Based in the original and beautifully renovated Radcliffe Infirmary Building on the Woodstock Road, the University of Oxford’s Humanities Division is the home for TORCH.

It is adjacent to Oxford’s new Mathematical Institute and it forms part of the historic Radcliffe Observatory Quarter, one of the most significant development projects the University of Oxford has undertaken for more than a century.

The quarter will also be the home of the Blavatnik School of Government and the Department of Primary Care Health Sciences.

TORCH provides an important opportunity for Oxford’s humanities scholars to collaborate with researchers in other colleges, disciplines, divisions and institutions, and to engage with non-academic partners and the wider public.

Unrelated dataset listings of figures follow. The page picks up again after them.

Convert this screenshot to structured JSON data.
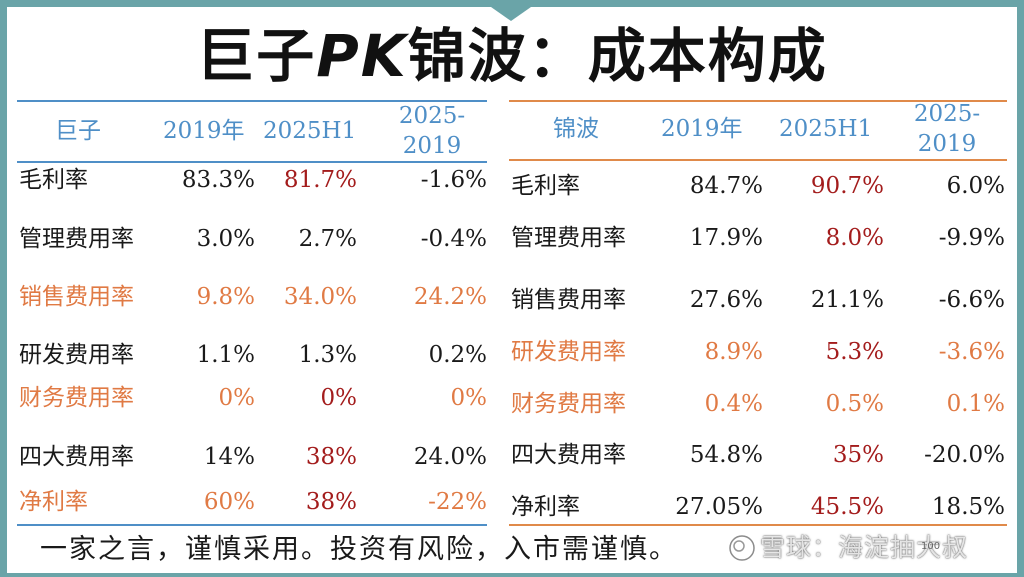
{
  "title": {
    "prefix": "巨子",
    "pk": "PK",
    "suffix": "锦波：成本构成"
  },
  "left_table": {
    "headers": [
      "巨子",
      "2019年",
      "2025H1",
      "2025-",
      "2019"
    ],
    "rows": [
      {
        "label": "毛利率",
        "v2019": "83.3%",
        "v2025": "81.7%",
        "diff": "-1.6%",
        "c_label": "#1a1a1a",
        "c2019": "#1a1a1a",
        "c2025": "#a31c1c",
        "cdiff": "#1a1a1a"
      },
      {
        "label": "管理费用率",
        "v2019": "3.0%",
        "v2025": "2.7%",
        "diff": "-0.4%",
        "c_label": "#1a1a1a",
        "c2019": "#1a1a1a",
        "c2025": "#1a1a1a",
        "cdiff": "#1a1a1a"
      },
      {
        "label": "销售费用率",
        "v2019": "9.8%",
        "v2025": "34.0%",
        "diff": "24.2%",
        "c_label": "#e07a44",
        "c2019": "#e07a44",
        "c2025": "#e07a44",
        "cdiff": "#e07a44"
      },
      {
        "label": "研发费用率",
        "v2019": "1.1%",
        "v2025": "1.3%",
        "diff": "0.2%",
        "c_label": "#1a1a1a",
        "c2019": "#1a1a1a",
        "c2025": "#1a1a1a",
        "cdiff": "#1a1a1a"
      },
      {
        "label": "财务费用率",
        "v2019": "0%",
        "v2025": "0%",
        "diff": "0%",
        "c_label": "#e07a44",
        "c2019": "#e07a44",
        "c2025": "#a31c1c",
        "cdiff": "#e07a44"
      },
      {
        "label": "四大费用率",
        "v2019": "14%",
        "v2025": "38%",
        "diff": "24.0%",
        "c_label": "#1a1a1a",
        "c2019": "#1a1a1a",
        "c2025": "#a31c1c",
        "cdiff": "#1a1a1a"
      },
      {
        "label": "净利率",
        "v2019": "60%",
        "v2025": "38%",
        "diff": "-22%",
        "c_label": "#e07a44",
        "c2019": "#e07a44",
        "c2025": "#a31c1c",
        "cdiff": "#e07a44"
      }
    ]
  },
  "right_table": {
    "headers": [
      "锦波",
      "2019年",
      "2025H1",
      "2025-",
      "2019"
    ],
    "rows": [
      {
        "label": "毛利率",
        "v2019": "84.7%",
        "v2025": "90.7%",
        "diff": "6.0%",
        "c_label": "#1a1a1a",
        "c2019": "#1a1a1a",
        "c2025": "#a31c1c",
        "cdiff": "#1a1a1a"
      },
      {
        "label": "管理费用率",
        "v2019": "17.9%",
        "v2025": "8.0%",
        "diff": "-9.9%",
        "c_label": "#1a1a1a",
        "c2019": "#1a1a1a",
        "c2025": "#a31c1c",
        "cdiff": "#1a1a1a"
      },
      {
        "label": "销售费用率",
        "v2019": "27.6%",
        "v2025": "21.1%",
        "diff": "-6.6%",
        "c_label": "#1a1a1a",
        "c2019": "#1a1a1a",
        "c2025": "#1a1a1a",
        "cdiff": "#1a1a1a"
      },
      {
        "label": "研发费用率",
        "v2019": "8.9%",
        "v2025": "5.3%",
        "diff": "-3.6%",
        "c_label": "#e07a44",
        "c2019": "#e07a44",
        "c2025": "#a31c1c",
        "cdiff": "#e07a44"
      },
      {
        "label": "财务费用率",
        "v2019": "0.4%",
        "v2025": "0.5%",
        "diff": "0.1%",
        "c_label": "#e07a44",
        "c2019": "#e07a44",
        "c2025": "#e07a44",
        "cdiff": "#e07a44"
      },
      {
        "label": "四大费用率",
        "v2019": "54.8%",
        "v2025": "35%",
        "diff": "-20.0%",
        "c_label": "#1a1a1a",
        "c2019": "#1a1a1a",
        "c2025": "#a31c1c",
        "cdiff": "#1a1a1a"
      },
      {
        "label": "净利率",
        "v2019": "27.05%",
        "v2025": "45.5%",
        "diff": "18.5%",
        "c_label": "#1a1a1a",
        "c2019": "#1a1a1a",
        "c2025": "#a31c1c",
        "cdiff": "#1a1a1a"
      }
    ]
  },
  "footer": {
    "text": "一家之言，谨慎采用。投资有风险，入市需谨慎。"
  },
  "watermark": {
    "text": "雪球：海淀抽大叔",
    "logo_icon": "snowball-logo-icon"
  },
  "page_number": "100",
  "colors": {
    "accent_teal": "#6aa4a8",
    "header_blue": "#4f8fc7",
    "highlight_red": "#a31c1c",
    "highlight_orange": "#e07a44"
  }
}
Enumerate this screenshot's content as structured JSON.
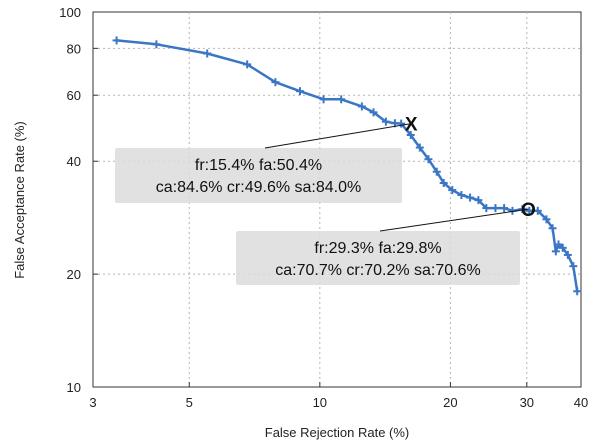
{
  "chart_data": {
    "type": "line",
    "xlabel": "False Rejection Rate (%)",
    "ylabel": "False Acceptance Rate (%)",
    "xscale": "log",
    "yscale": "log",
    "xlim": [
      3,
      40
    ],
    "ylim": [
      10,
      100
    ],
    "xticks": [
      3,
      5,
      10,
      20,
      30,
      40
    ],
    "yticks": [
      10,
      20,
      40,
      60,
      80,
      100
    ],
    "grid": true,
    "line_color": "#3a76c4",
    "series": [
      {
        "x": [
          3.4,
          4.2,
          5.5,
          6.8,
          7.9,
          9.0,
          10.2,
          11.2,
          12.5,
          13.3,
          14.2,
          14.9,
          15.4,
          16.2,
          17.0,
          17.8,
          18.6,
          19.3,
          20.2,
          21.2,
          22.2,
          23.2,
          24.2,
          25.4,
          26.6,
          27.8,
          29.3,
          30.4,
          31.8,
          33.3,
          34.4,
          35.0,
          35.5,
          36.3,
          37.3,
          38.4,
          39.2
        ],
        "y": [
          84,
          82,
          77.5,
          72.5,
          65,
          61.5,
          58.5,
          58.5,
          56,
          54,
          51,
          50.5,
          50.4,
          47,
          43.5,
          40.5,
          37.5,
          35,
          33.5,
          32.5,
          32,
          31.5,
          30,
          30,
          30,
          29.5,
          29.8,
          29.5,
          29.5,
          28,
          26.5,
          23,
          24,
          23.5,
          22.5,
          21,
          18
        ]
      }
    ],
    "annotations": [
      {
        "marker": "X",
        "point": [
          15.4,
          50.4
        ],
        "label_line1": "fr:15.4% fa:50.4%",
        "label_line2": "ca:84.6% cr:49.6% sa:84.0%"
      },
      {
        "marker": "O",
        "point": [
          29.3,
          29.8
        ],
        "label_line1": "fr:29.3% fa:29.8%",
        "label_line2": "ca:70.7% cr:70.2% sa:70.6%"
      }
    ]
  }
}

Through provision of seminar rooms, start-up funding, administrative support and publicity, the centre enables new communities of scholars to generate and develop cross-disciplinary research agendas.

TORCH sponsors many exciting new networks and programmes such as environmental humanities, as well as arts and Humanities Research Council/TORCH cultural engagement fellows.

Events like those in the current Humanities and the Public Good series enable all people to discuss and develop new lines of research.

Public engagement is an important aspect of this work.

TORCH is also a hub for early-career scholars and supports the humanities division’s new programme in knowledge exchange.

TORCH also provides research space for up to 20 early-career scholars, hosts a wide range of projects including digitalhumanities@Oxford and the Humanitas visiting professor programme, and works in partnership with other research centres within and beyond Oxford.

Humanitas is a series of visiting professorships at the Universities of Oxford and Cambridge.

We have recently welcomed the latest visiting professorship with a hugely successful series by Dr Rowan Williams, former Archbishop of Canterbury and currently Master of Magdalene College, Cambridge.

Every event was filled to capacity, with positive feedback from visitors.

Looking to the future, TORCH will continue to support research programmes and look to widen this to more collaborative work, particularly focusing on humanities and science.

All events are free and all are welcome. Registration at torch.ox.ac.uk is strongly recommended to guarantee a place.